Снег не умеет стучать по стеклам и крышам,
и потому он внезапен, вкрадчив, неслышен,
Вдруг просыпаешься – жизнь, точно мел бела,
пишет по аспидной осени, что была
сладкой, душистой, как наливной ранет,
росной, купавной.
Но доказательств нет.
Мир индевеет в саване белизны,
вместе с надеждой очнуться однажды, будто
VIP-мертвецы в криокапсулах ждут побудки,
в дивном грядущем, которому не нужны.

Если бы Герда не спасла Кая,
может, его ждала бы судьба такая:
окоченеть торосов седых среди.
До скончанья времен, навсегда, навеки,
в бликах слепящих, но уже не на свете - 
неповзрослевший старец со льдом в груди.   
Вроде строки бегущей направо слева
до бесконечности,
хоть весь лед искроши,
всё-то слагает из блестких кристаллов слово,
гулкое, не греющее души.

Но не постичь в неге тепле и лени,
что и мороз жжется, как кипяток,
там, где сентиментальны разбойники 
и быстры олени,
там, где тропа – лыжня, а река – каток.
Жарко в пути, ведущем вечерней тенью  
мимо хрустальных елей и волчьих стай,
мимо зимы, нахлёстывающей метелью.
Не опоздай Герда. Не опоздай.
 


Паломник

В монастырской гостинице –
ни телевизора, ни интернета .
Из пропащего света ты здесь не откроешь ни файла.
За окошком – 
простыли уголья истлевшего лета.
С тем, кто верит, святые со стен говорят без вайфая.

А захочешь курить – 
облачись и ступай за ограду.
Но и там не уйдёшь от пригляда отца Серафима.
Дальше – 
меркнущий лес, как натура для мрачного фильма.
Дальше сплошь буераки, овраги. 
Но дальше не надо. 
Там уже обживается тьма. 
За намоленным кругом
ты, ослепший, один на один с первобытным испугом.

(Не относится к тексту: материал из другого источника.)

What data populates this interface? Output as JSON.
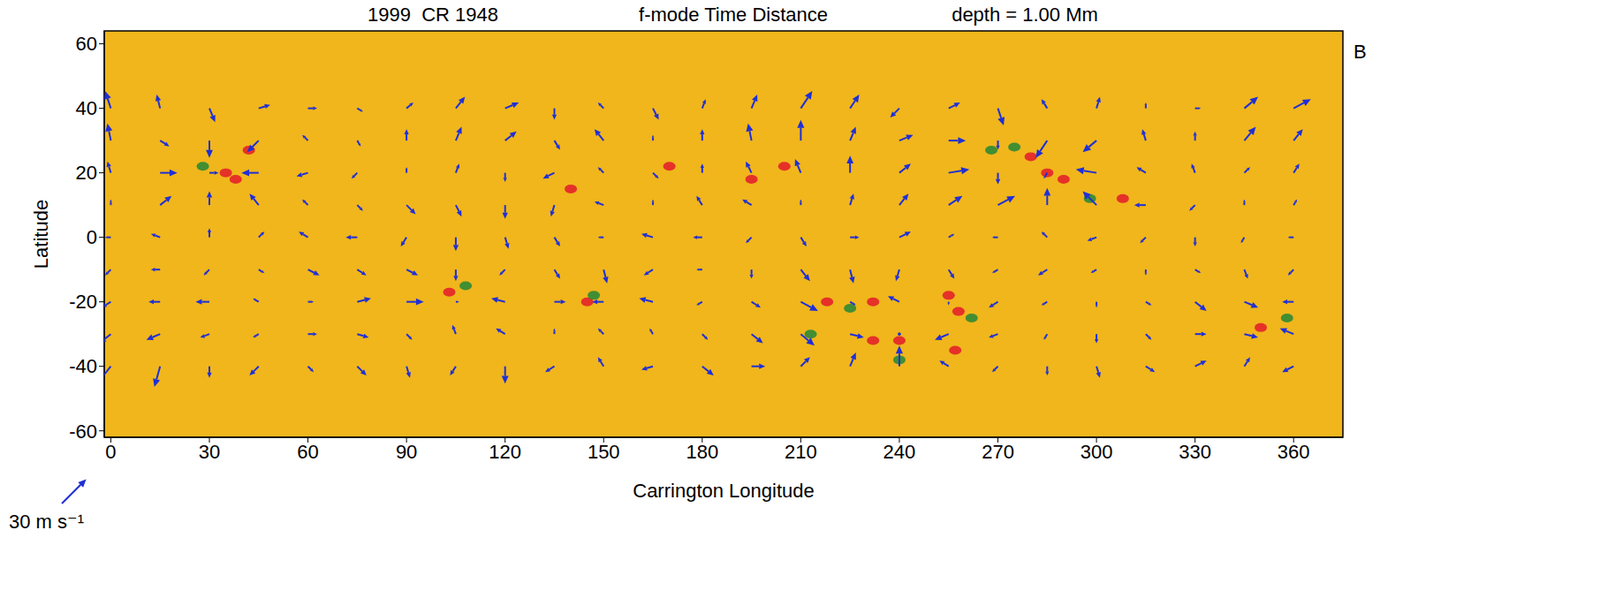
{
  "chart_data": {
    "type": "quiver",
    "title": [
      "1999  CR 1948",
      "f-mode Time Distance",
      "depth = 1.00 Mm"
    ],
    "x_label": "Carrington Longitude",
    "y_label": "Latitude",
    "xlim": [
      -2,
      375
    ],
    "ylim": [
      -62,
      64
    ],
    "xticks": [
      0,
      30,
      60,
      90,
      120,
      150,
      180,
      210,
      240,
      270,
      300,
      330,
      360
    ],
    "yticks": [
      -60,
      -40,
      -20,
      0,
      20,
      40,
      60
    ],
    "color": "#1f2fd6",
    "annotation": "B",
    "scale": {
      "value": 30,
      "label": "30 m s⁻¹"
    },
    "vectors": {
      "lon": [
        0,
        15,
        30,
        45,
        60,
        75,
        90,
        105,
        120,
        135,
        150,
        165,
        180,
        195,
        210,
        225,
        240,
        255,
        270,
        285,
        300,
        315,
        330,
        345,
        360
      ],
      "lat": [
        40,
        30,
        20,
        10,
        0,
        -10,
        -20,
        -30,
        -40
      ],
      "u": [
        [
          -5,
          -3,
          5,
          10,
          8,
          5,
          6,
          8,
          12,
          0,
          -5,
          5,
          3,
          5,
          10,
          8,
          -8,
          10,
          5,
          -5,
          3,
          0,
          5,
          12,
          15
        ],
        [
          -3,
          8,
          0,
          -10,
          -5,
          3,
          0,
          5,
          10,
          5,
          -8,
          0,
          0,
          -3,
          0,
          5,
          12,
          15,
          0,
          -10,
          -12,
          -3,
          0,
          10,
          8
        ],
        [
          -3,
          15,
          8,
          -15,
          -10,
          -5,
          0,
          3,
          0,
          -10,
          -5,
          5,
          0,
          -5,
          -5,
          0,
          10,
          18,
          0,
          -3,
          -18,
          -8,
          -3,
          5,
          5
        ],
        [
          0,
          10,
          0,
          -8,
          -5,
          5,
          8,
          5,
          0,
          -3,
          -8,
          0,
          -5,
          -8,
          0,
          3,
          8,
          12,
          15,
          0,
          -12,
          -10,
          -5,
          0,
          3
        ],
        [
          -5,
          -8,
          0,
          5,
          -8,
          -10,
          -5,
          0,
          3,
          5,
          -5,
          -10,
          -8,
          -5,
          5,
          8,
          10,
          5,
          -5,
          -5,
          -8,
          -5,
          0,
          -3,
          -5
        ],
        [
          -5,
          -8,
          -5,
          5,
          10,
          8,
          10,
          0,
          -5,
          5,
          3,
          -8,
          -5,
          0,
          8,
          3,
          -3,
          5,
          -5,
          -8,
          -5,
          0,
          5,
          3,
          -5
        ],
        [
          -8,
          -10,
          -12,
          -5,
          5,
          12,
          15,
          3,
          -12,
          10,
          -10,
          -12,
          -5,
          8,
          15,
          5,
          -10,
          0,
          -8,
          -5,
          0,
          5,
          10,
          12,
          -10
        ],
        [
          -10,
          -12,
          -8,
          -5,
          8,
          10,
          5,
          -3,
          -8,
          0,
          -5,
          -3,
          5,
          10,
          12,
          12,
          0,
          -12,
          -8,
          -3,
          0,
          5,
          10,
          12,
          -12
        ],
        [
          -12,
          -5,
          0,
          -8,
          5,
          8,
          3,
          -5,
          0,
          -8,
          -5,
          -10,
          10,
          12,
          8,
          5,
          0,
          -8,
          -5,
          0,
          3,
          8,
          10,
          5,
          -10
        ]
      ],
      "v": [
        [
          15,
          12,
          -12,
          3,
          0,
          -3,
          5,
          10,
          5,
          -10,
          5,
          -10,
          8,
          12,
          15,
          12,
          -8,
          5,
          -15,
          8,
          10,
          5,
          0,
          10,
          8
        ],
        [
          15,
          -5,
          -15,
          -10,
          5,
          -5,
          10,
          12,
          8,
          -8,
          10,
          5,
          10,
          15,
          18,
          12,
          5,
          0,
          -8,
          -15,
          -10,
          10,
          8,
          12,
          10
        ],
        [
          10,
          0,
          0,
          0,
          -3,
          -5,
          5,
          8,
          -8,
          -5,
          5,
          -5,
          8,
          10,
          12,
          15,
          8,
          3,
          -10,
          -5,
          3,
          5,
          8,
          5,
          8
        ],
        [
          5,
          8,
          12,
          10,
          5,
          -5,
          -8,
          -10,
          -12,
          -10,
          3,
          5,
          8,
          5,
          5,
          10,
          10,
          8,
          8,
          15,
          12,
          0,
          -5,
          5,
          5
        ],
        [
          0,
          3,
          8,
          5,
          5,
          0,
          -8,
          -12,
          -10,
          -8,
          0,
          3,
          0,
          -5,
          -8,
          0,
          5,
          3,
          0,
          5,
          -3,
          -5,
          -8,
          -5,
          0
        ],
        [
          -5,
          0,
          -5,
          -3,
          -5,
          -5,
          -5,
          -10,
          -5,
          -8,
          -12,
          -5,
          0,
          -8,
          -10,
          -12,
          -10,
          -8,
          -3,
          -5,
          -3,
          -5,
          -3,
          -8,
          -5
        ],
        [
          -5,
          0,
          0,
          3,
          0,
          3,
          0,
          0,
          3,
          0,
          0,
          3,
          -3,
          -5,
          -8,
          -3,
          5,
          -3,
          -5,
          -3,
          -5,
          -3,
          -8,
          -5,
          0
        ],
        [
          -8,
          -5,
          -3,
          -3,
          0,
          -3,
          -5,
          8,
          5,
          5,
          5,
          5,
          -5,
          -8,
          -10,
          -3,
          0,
          -5,
          -3,
          -5,
          -8,
          -5,
          0,
          -3,
          5
        ],
        [
          -15,
          -18,
          -10,
          -8,
          -5,
          -8,
          -10,
          -8,
          -15,
          -5,
          8,
          -3,
          -8,
          0,
          8,
          12,
          18,
          5,
          -5,
          -8,
          -10,
          -5,
          5,
          8,
          -5
        ]
      ]
    },
    "patches": [
      {
        "color": "#e3222a",
        "points": [
          [
            35,
            20
          ],
          [
            38,
            18
          ],
          [
            42,
            27
          ],
          [
            103,
            -17
          ],
          [
            145,
            -20
          ],
          [
            140,
            15
          ],
          [
            170,
            22
          ],
          [
            195,
            18
          ],
          [
            205,
            22
          ],
          [
            218,
            -20
          ],
          [
            232,
            -20
          ],
          [
            232,
            -32
          ],
          [
            240,
            -32
          ],
          [
            255,
            -18
          ],
          [
            257,
            -35
          ],
          [
            258,
            -23
          ],
          [
            280,
            25
          ],
          [
            285,
            20
          ],
          [
            290,
            18
          ],
          [
            308,
            12
          ],
          [
            350,
            -28
          ]
        ]
      },
      {
        "color": "#2f8a35",
        "points": [
          [
            28,
            22
          ],
          [
            108,
            -15
          ],
          [
            147,
            -18
          ],
          [
            213,
            -30
          ],
          [
            225,
            -22
          ],
          [
            240,
            -38
          ],
          [
            262,
            -25
          ],
          [
            268,
            27
          ],
          [
            275,
            28
          ],
          [
            298,
            12
          ],
          [
            358,
            -25
          ]
        ]
      }
    ]
  }
}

Там как будто бы крылья хлопочут и тени лепечут.
Иномирные силы хрустят омертвелой листвою, 
не из тех, что в протопленных избах вздыхают за печью,
а такие, что крови взыскуют - досыта и вволю. 
Всякий куст в темноте страховидные образы примет. 
Но мой слабый фонарик уводит меня за периметр.

Я иду – 
повинуясь чему-то, что больше и выше,
сам себя убеждая, что попросту тешусь игрою
в стороне, где погибли лишь трусы, свихнувшие выи,
потому что обходят её храбрецы и герои.
Это вроде душевной болезни – 
стремленье наружу,
из облатки добра и тепла – в неизвестность и стужу. 

По дороге осенней, седой осеняем луною,
на которой, как прежде, отчётливы Авель и Каин,
ковыляю. 
Пустынная чаща сомкнулась за мною. 
Но Учитель в пустыню и сам уходил – 
ради прений с лукавым.
Мне привычны пути в темноте, посреди бурелома.
Страшно лишь, что во храме я гость, а во мраке я дома. 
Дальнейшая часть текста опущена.